Al fin se ha hecho justicia con el justiciero. Lo llevaba esperando mucho tiempo. Se le había hecho ya justicia a Spiderman con alguna gran película. Ang Lee supo filmar una obra interesante sobre Hulk. Robert Downey Jr. se ha mimetizado tanto con Iron Man que para las generaciones jóvenes el hombre de hierro es más un personaje de cine que de cómic. Hasta se ha hecho justicia con Los Cuatro Fantásticos -en efecto, sus tres películas, especialmente la última, son espantosamente malas, como corresponde en justicia a los tebeos de Reed Richards y su cuadrilla-. Pero el salto de Daredevil a las pantallas seguía pendiente de una adaptación que supiera potenciar y recrear todas las posibilidades que guarda la vida del diablo sin miedo de Hell's Kitchen. Hasta ahora.

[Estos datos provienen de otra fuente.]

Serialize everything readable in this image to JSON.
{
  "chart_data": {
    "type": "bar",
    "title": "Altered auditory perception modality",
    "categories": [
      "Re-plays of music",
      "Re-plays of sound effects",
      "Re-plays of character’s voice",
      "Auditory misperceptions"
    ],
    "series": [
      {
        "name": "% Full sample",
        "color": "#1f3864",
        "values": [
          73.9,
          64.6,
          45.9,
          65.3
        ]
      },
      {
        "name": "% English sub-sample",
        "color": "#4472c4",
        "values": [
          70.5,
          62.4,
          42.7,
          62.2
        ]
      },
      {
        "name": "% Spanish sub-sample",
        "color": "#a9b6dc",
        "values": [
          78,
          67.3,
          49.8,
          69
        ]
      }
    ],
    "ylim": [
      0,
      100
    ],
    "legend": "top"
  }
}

Porque, en consonancia con el personaje, la (casi) perfecta visión de Daredevil que Drew Goddard ha creado para Netflix basa toda su fuerza en la justicia. La primera temporada de Daredevil contiene las dosis justas de oscuridad y de luz, ni una milésima más ni una milésima menos de lo que aprendimos hace décadas leyendo las sagas de Miller y Romita. Las dosis justas de tormento y de éxtasis. De maldad y de idealismo. Wilson Fisk es justamente como siempre lo imaginamos. La Cocina del Infierno aparece irlandesa, pugilística, católica en su punto justo. Y justamente por el equilibrio exquisito entre la fidelidad a la obra original y su recreación en 2015, el Daredevil de Goddard se va a convertir en el referente definitivo del personaje de Matt Murdock y en el modelo que seguirán todas las futuras adaptaciones de historias del cómic a las pantallas domésticas.

El hombre sin miedo vence al crimen cada noche al oeste de Manhattan desde Netflix. Y las series de televisión vencen al cine una vez más, en esta ocasión en un género tan amigo de las pantallas gigantes como el de los superhéroes. Es la justicia que la nueva televisión impone cuando apaga la luz.